Ich: «Für wen ist es nicht nachvollziehbar? Ich
meine jetzt im Ernst?»
Alice: «Wieso im Ernst?»
Ich: «Nein, das hast du gesagt, ich zitiere nur.»
Alice: «Was denn?»
Ich: «Was du gesagt hast: Für wen ist es nicht nachvollziehbar? Ich meine jetzt im Ernst?»
Alice: «Im Ernst?»
Ich: «Ja, natürlich. Und hast du da erwartet, dass alle die Hand heben, denen es nicht nachvollziehbar ist? Und das auch noch im Ernst?»
Alice: «Ich kann das nicht nachvollziehen.»
«Im Ernst?», fragte ich lachend, «ich glaube, wir reden aneinander vorbei.»

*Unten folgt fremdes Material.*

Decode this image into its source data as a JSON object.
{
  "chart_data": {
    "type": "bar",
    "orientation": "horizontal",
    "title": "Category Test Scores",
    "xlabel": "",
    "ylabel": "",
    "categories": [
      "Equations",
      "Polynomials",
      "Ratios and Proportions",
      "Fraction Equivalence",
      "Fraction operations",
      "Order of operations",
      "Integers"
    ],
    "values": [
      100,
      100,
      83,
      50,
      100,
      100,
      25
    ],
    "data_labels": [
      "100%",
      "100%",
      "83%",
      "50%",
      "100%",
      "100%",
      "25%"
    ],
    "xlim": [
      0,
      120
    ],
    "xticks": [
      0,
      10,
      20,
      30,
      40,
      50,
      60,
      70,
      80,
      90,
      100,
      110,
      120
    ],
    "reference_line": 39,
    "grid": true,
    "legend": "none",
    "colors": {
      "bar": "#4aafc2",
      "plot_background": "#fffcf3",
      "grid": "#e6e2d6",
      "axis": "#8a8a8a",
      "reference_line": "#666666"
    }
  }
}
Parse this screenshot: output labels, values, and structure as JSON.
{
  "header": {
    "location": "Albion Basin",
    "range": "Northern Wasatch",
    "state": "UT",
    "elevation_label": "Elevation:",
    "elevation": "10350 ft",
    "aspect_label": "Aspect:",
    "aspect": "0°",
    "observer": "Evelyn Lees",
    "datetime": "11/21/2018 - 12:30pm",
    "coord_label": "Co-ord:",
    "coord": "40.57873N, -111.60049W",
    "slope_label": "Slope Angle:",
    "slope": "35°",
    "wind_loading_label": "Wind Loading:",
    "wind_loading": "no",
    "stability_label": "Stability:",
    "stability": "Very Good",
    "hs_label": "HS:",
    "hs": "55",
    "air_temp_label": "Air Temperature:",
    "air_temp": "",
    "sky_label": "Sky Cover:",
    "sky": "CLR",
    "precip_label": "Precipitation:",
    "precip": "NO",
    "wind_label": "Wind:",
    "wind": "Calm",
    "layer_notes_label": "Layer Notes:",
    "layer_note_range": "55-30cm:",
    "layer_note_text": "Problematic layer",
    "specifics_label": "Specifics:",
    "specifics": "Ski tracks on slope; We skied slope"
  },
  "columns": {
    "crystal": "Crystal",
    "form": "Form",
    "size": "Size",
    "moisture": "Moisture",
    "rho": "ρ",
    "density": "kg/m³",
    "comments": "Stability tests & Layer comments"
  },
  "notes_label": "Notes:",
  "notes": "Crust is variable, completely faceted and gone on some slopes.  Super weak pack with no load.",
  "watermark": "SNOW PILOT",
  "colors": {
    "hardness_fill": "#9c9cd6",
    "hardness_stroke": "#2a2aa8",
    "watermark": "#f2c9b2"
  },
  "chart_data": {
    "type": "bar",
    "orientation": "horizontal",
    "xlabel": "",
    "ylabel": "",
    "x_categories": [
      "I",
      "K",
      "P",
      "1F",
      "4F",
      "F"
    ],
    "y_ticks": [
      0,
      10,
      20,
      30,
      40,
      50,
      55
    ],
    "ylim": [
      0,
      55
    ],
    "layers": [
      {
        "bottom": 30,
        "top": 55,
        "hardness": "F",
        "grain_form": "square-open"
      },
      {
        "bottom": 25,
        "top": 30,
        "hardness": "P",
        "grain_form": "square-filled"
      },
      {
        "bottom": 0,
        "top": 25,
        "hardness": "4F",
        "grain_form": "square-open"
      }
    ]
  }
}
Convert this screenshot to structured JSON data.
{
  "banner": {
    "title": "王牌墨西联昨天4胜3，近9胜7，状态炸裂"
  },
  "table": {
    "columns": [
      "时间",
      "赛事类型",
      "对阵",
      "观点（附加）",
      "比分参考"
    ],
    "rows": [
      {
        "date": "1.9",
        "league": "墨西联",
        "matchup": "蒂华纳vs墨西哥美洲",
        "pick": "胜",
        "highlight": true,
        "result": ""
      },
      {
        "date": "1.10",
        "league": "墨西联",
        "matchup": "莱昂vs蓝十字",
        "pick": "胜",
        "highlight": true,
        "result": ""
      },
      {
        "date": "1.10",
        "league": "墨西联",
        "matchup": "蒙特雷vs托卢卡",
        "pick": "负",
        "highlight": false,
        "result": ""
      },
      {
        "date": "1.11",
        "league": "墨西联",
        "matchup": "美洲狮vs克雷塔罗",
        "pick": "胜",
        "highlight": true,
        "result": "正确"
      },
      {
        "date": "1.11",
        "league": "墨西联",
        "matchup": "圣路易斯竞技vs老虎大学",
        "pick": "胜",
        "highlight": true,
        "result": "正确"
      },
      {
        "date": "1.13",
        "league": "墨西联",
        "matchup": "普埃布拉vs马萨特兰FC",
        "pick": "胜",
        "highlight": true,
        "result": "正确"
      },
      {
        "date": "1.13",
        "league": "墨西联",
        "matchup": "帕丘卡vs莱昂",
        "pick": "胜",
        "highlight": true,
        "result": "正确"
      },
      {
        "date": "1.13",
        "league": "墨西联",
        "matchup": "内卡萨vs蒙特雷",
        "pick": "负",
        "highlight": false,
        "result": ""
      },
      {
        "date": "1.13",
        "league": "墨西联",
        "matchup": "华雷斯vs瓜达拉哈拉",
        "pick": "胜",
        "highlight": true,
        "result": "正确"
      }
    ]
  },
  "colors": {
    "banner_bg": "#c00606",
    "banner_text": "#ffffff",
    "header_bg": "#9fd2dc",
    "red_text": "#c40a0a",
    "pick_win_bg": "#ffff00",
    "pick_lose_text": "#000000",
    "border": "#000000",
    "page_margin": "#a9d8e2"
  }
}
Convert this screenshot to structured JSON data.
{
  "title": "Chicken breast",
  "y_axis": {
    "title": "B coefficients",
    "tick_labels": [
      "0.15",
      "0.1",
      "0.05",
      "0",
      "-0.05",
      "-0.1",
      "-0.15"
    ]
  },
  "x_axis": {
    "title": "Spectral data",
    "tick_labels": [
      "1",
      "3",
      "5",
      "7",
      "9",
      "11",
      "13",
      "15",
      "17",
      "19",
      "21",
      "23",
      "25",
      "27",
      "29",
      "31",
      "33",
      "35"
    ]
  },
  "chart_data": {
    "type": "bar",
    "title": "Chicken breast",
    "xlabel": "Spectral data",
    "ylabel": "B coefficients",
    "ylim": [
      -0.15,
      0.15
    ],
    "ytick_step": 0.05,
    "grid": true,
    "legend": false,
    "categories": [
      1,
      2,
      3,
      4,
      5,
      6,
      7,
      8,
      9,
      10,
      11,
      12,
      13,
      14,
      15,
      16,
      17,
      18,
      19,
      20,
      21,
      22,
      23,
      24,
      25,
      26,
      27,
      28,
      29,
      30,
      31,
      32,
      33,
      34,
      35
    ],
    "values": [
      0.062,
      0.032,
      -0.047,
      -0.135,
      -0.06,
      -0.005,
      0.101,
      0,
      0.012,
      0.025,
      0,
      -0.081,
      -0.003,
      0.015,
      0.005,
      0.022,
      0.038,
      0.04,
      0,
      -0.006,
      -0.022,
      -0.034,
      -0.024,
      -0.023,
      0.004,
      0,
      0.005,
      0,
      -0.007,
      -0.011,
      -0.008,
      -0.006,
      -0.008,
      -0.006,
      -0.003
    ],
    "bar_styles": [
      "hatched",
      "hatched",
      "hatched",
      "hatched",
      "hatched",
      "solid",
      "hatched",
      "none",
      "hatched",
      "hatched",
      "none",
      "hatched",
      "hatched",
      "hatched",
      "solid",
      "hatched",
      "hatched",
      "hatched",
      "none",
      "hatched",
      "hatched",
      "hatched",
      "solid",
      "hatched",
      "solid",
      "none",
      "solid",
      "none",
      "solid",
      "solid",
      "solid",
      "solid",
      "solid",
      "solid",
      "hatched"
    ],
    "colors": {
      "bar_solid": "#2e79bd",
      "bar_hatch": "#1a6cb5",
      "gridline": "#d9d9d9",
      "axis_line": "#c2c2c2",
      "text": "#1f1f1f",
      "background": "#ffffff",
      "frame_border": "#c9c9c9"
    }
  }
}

Alice und ich sassen im Café und besprachen ihre Lektion von heute Morgen, der ich beigewohnt und die ich zu beurteilen hatte. Im Zentrum stand die Frage, was für Fragen aus welchen Gründen nicht empfehlenswert sind.

Ich: «Nehmen wir ein anderes Beispiel. Einmal hast du in die Klasse gefragt: ‹Ist alles klar›? David, ein Schüler, hat dann genickt, und ganz offenbar hast du das registriert, denn du hast ‹Super› gesagt und dabei ganz zufrieden ausgesehen.»
Alice: «Und das ist nicht gut?»
Ich: «Na ja, das kommt etwas auf die Umstände an, aber meistens nicht. Das Einzige, was du nun sicher weisst, ist, dass David glaubt, es verstanden zu haben, Du weisst aber nichts über die anderen und auch nichts darüber, ob David es wirklich verstanden hat. Könnte er es wirklich selber erklären? Es kann sein, dass es alle verstanden haben, vielleicht sogar alle ausser David, aber du weisst einfach nichts darüber.»
Alice: «Im Ernst?»

Alles klar?
Ich: «Ja, klar, um wirklich in Erfahrung zu bringen, ob etwas klar ist oder nicht, müsste man alle Lernenden einladen, anspruchsvolle Fragen zum Inhalt zu beantworten, die so gemacht sind, dass sie nur diejenigen vollständig beantworten können, denen alles klar ist. Und aus den Antworten aller Lernenden kannst du nicht nur genau herauslesen, ob es David und den anderen klar ist, sondern eben auch, welche Misskonzepte noch immer vorhanden sind, die man nun bekämpfen muss. Daraus lernst du sehr viel mehr über die Art und Weise, mit der die Jugendlichen mit den neuen Stoffen umgehen. Alles klar?»
Alice: «Ja, alles klar. Und habe ich weitere ungünstige Fragen gestellt?»
Ich: «Ja. Einmal hast du gefragt: ‹Möchte jemand ein Fazit hören?›, um gleich darauf ein perfektes Fazit zu formulieren.»
Alice: «Darf ich mal raten!? Da stecken gleich zwei Fehler drin. Erstens: Ich sollte nicht fragen, ob jemand ein Fazit hören will, ich sollte es fest einplanen.»
Ich: «Korrekt!»
Alice: «Zweitens: Das Fazit sollte nicht die Lehrperson machen.»
Ich: «Das ist ein perfektes Fazit. Im Ernst: Es soll ja Lehrer geben, die vor allem sich selber gerne reden hören, aber dort lernen die Jugendlichen in der Regel nicht viel. Und natürlich ist es sehr viel einfacher, selber eine brillante Erklärung zu geben, als sich auf allfällige Schwächen einer Schülerformulierung einzulassen. Und doch bringt das Zweite enorme Vorteile, weil du eben in Erfahrung bringst, wie die Lernenden mit den neuen Inhalten umgehen. Ist das nachvollziehbar? Ich meine jetzt im Ernst?»
Alice lachte. «Ja, im Ernst, alles klar.»